Geniuses, INFO WAR
OTTAWA – Canada plans to boost its propaganda reach by tapping into mobile phones in Afghanistan to send text messages, run contests and drive listeners to its military-run, Pashto-language radio station.
It's a fairly crude, transparent tactic in the high science of counter-insurgency, but the military sees it as a way to better connect with local Afghans in a war-torn land where the cellphone is one of the fastest growing, and only reliable, means of communication.
The capability, to be set up this summer, will encourage Afghans to sign up for text-message alerts from defence officials and to enter military-run contests awarding prizes to lucky locals, according to public tendering documents.

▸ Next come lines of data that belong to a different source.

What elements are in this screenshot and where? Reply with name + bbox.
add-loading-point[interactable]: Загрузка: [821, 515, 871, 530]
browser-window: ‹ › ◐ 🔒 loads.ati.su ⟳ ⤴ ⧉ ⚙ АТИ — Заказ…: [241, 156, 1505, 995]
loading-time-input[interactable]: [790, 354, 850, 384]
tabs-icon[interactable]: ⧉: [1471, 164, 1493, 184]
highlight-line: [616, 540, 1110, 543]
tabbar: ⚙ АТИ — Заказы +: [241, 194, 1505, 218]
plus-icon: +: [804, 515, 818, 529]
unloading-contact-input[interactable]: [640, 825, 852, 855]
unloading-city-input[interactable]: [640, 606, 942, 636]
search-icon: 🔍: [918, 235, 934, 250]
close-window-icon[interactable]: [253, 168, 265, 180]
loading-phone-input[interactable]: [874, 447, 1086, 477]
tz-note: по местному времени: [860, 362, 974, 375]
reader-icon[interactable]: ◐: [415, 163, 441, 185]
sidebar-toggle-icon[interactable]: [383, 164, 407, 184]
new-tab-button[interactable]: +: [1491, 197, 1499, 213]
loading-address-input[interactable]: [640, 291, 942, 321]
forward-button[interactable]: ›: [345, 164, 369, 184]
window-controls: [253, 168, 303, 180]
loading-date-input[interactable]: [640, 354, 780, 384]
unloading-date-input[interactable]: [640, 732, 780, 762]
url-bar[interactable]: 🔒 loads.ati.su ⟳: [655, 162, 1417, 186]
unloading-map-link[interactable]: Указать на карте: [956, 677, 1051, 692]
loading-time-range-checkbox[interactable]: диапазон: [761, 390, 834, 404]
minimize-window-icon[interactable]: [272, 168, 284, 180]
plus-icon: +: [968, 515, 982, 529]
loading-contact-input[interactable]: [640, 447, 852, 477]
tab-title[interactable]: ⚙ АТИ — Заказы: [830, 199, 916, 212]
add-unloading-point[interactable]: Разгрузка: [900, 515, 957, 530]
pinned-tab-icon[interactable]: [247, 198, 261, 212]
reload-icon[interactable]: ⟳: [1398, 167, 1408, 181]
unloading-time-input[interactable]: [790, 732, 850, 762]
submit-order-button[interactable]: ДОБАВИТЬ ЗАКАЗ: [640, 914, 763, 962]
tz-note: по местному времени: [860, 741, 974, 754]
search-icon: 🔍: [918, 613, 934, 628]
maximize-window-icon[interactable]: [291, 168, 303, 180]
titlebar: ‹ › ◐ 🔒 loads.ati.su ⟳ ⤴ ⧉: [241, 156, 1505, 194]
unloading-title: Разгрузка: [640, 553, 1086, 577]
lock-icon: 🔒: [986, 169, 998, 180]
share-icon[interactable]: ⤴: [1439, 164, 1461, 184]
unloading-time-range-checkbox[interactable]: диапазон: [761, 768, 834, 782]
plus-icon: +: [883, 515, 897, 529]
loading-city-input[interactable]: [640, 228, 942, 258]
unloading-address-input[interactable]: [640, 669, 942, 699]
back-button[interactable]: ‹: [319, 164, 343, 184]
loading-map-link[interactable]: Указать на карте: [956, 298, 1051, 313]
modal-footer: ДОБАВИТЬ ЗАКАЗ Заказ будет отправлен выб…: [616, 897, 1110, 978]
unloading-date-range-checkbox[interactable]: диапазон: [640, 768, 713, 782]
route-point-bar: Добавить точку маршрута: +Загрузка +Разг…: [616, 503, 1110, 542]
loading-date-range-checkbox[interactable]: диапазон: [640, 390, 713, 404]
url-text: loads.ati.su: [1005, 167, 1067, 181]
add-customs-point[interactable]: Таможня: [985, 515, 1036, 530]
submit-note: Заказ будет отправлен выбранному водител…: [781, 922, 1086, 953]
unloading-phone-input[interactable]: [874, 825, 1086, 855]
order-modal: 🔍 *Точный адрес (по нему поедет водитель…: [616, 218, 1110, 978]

It will also let Afghans send text messages to Rana-FM, a radio station set up by the military in 2006, and have them read on the air, half a world away at the broadcast centre in Kingston, Ont. The station, whose name means "light" in Pashto, is staffed by Afghan-Canadians, and mixes messages from Canadian and coalition officials with news programming and popular music aimed at teenage and young adult listeners in Kandahar.
Rana-FM manager David Bailey described the station in 2007 as key to "winning the information war" against the Taliban and demystifying Canada and Canadians for Afghan listeners. Defence department officials were unable yesterday to comment on the new text-message initiative.